Auckland City Mission is ‘maxed out’
Needy families are being forced to wait for hours for help as the Auckland City Mission’s services are ‘‘maxed out’’.
The charity has kicked off its winter fundraising campaign, Winter Warriors, in a desperate bid to cater to the growing numbers of vulnerable Kiwis seeking its help.
Chief executive Chris Farrelly said despite demand for food parcels increasing, the mission was unable to provide any more than the 13,714 it delivered last year. Meanwhile, staff members said they were exhausted by the level of desperate need pouring through the charity’s doors.
The closure of nearby homeless support services meant the mission was now the only provider of day-to-day services for the homeless in central Auckland, Farrelly said.
‘‘When families come in for an emergency food parcel, they sometimes have to wait for several hours in our draughty waiting room before someone can see them. Imagine what that’s like for an elderly person, or a parent with their young child? People don’t come here unless they have to – and they’re having to in greater and greater numbers.’’

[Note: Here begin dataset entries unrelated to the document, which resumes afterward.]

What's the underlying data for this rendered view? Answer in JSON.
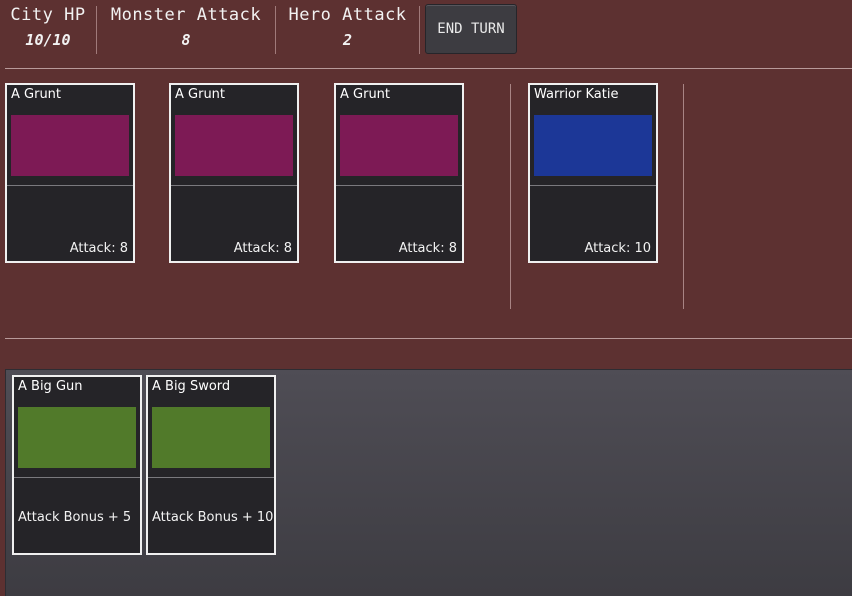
{
  "stats": {
    "city_hp": {
      "label": "City HP",
      "value": "10/10"
    },
    "monster_attack": {
      "label": "Monster Attack",
      "value": "8"
    },
    "hero_attack": {
      "label": "Hero Attack",
      "value": "2"
    }
  },
  "end_turn_label": "END TURN",
  "monsters": [
    {
      "name": "A Grunt",
      "attack": "Attack: 8"
    },
    {
      "name": "A Grunt",
      "attack": "Attack: 8"
    },
    {
      "name": "A Grunt",
      "attack": "Attack: 8"
    }
  ],
  "hero": {
    "name": "Warrior Katie",
    "attack": "Attack: 10"
  },
  "hand": [
    {
      "name": "A Big Gun",
      "bonus": "Attack Bonus + 5"
    },
    {
      "name": "A Big Sword",
      "bonus": "Attack Bonus + 10"
    }
  ],
  "colors": {
    "background": "#5d3131",
    "monster_art": "#7d1a55",
    "hero_art": "#1c3797",
    "item_art": "#517a2a",
    "card_bg": "#252428"
  }
}
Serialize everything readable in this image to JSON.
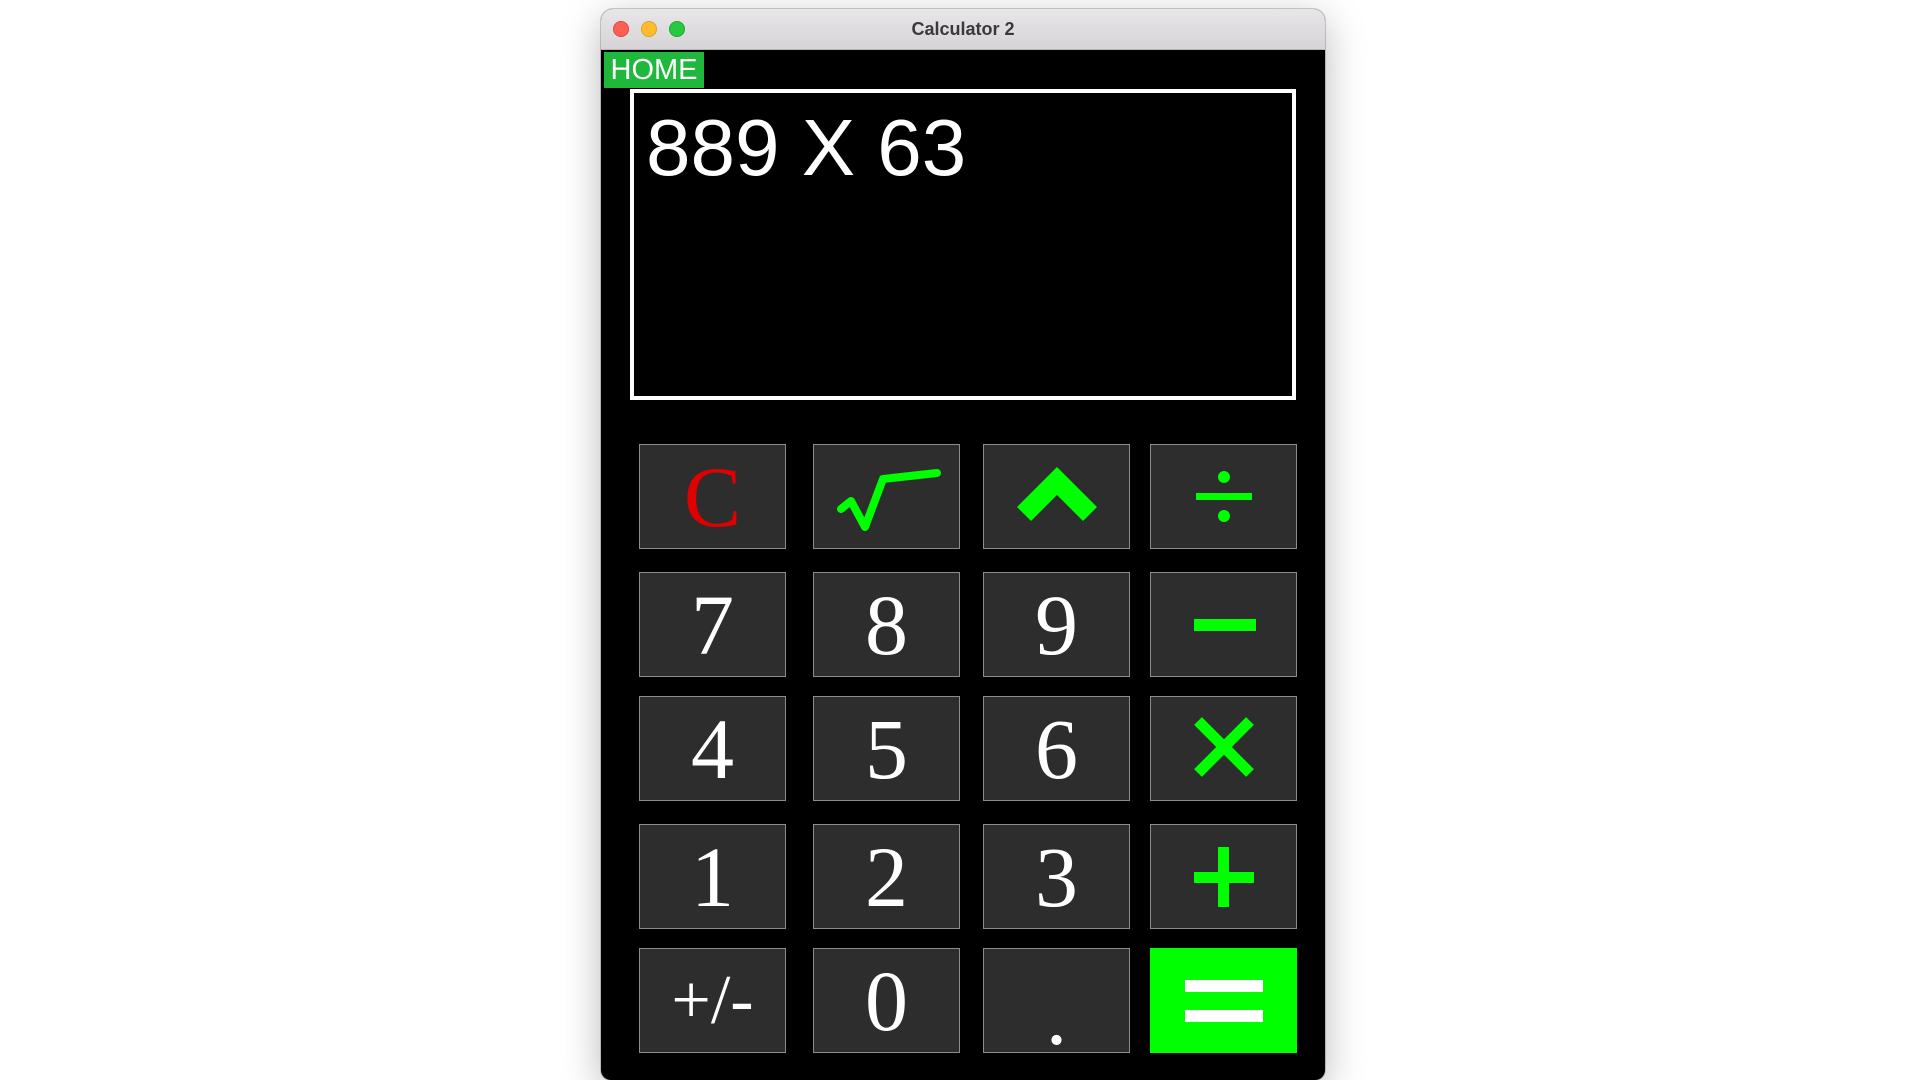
{
  "window": {
    "title": "Calculator 2"
  },
  "home_button": {
    "label": "HOME"
  },
  "display": {
    "expression": "889 X 63"
  },
  "keys": {
    "clear": "C",
    "seven": "7",
    "eight": "8",
    "nine": "9",
    "four": "4",
    "five": "5",
    "six": "6",
    "one": "1",
    "two": "2",
    "three": "3",
    "plus_minus": "+/-",
    "zero": "0",
    "decimal": "."
  },
  "operator_icons": {
    "sqrt": "square-root-icon",
    "power": "caret-up-icon",
    "divide": "divide-icon",
    "subtract": "minus-icon",
    "multiply": "multiply-icon",
    "add": "plus-icon",
    "equals": "equals-icon"
  },
  "colors": {
    "accent_green": "#00ff00",
    "home_green": "#1fb83c",
    "clear_red": "#e00000",
    "key_bg": "#2d2d2d",
    "window_bg": "#000000"
  }
}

The Winter Warriors campaign aimed to raise $300,000 to hire two new staff: one in the homeless outreach team, and one in the crisis care service, fundraising team leader Alexis Sawyers said.
The latest figures, from May 2016, showed there were more than 177 people sleeping rough within a 3km radius of the Sky Tower – 30 more than were counted at the end of 2014. On top of that, about 51 people who otherwise would have been sleeping rough were either in temporary accommodation, or patients at a hospital or mental health unit on the night the count was taken, Sawyers said.
The crisis care team mostly saw people who needed emergency food parcels, but often had underlying issues such as a need for social housing or budgeting support.
Farelly said Auckland was a ‘‘generous city’’ and the mission needed kindness and compassion ‘‘now more than ever before’’. While food donations were welcome, ‘‘our aim is always to help clients become independent of us’’, he said. Donated funds were particularly valuable as they allowed the mission to address the deeper issues someone was facing, he said.
Auckland City Mission chief executive Chris Farrelly says the charity is at capacity, with more people seeking help every day.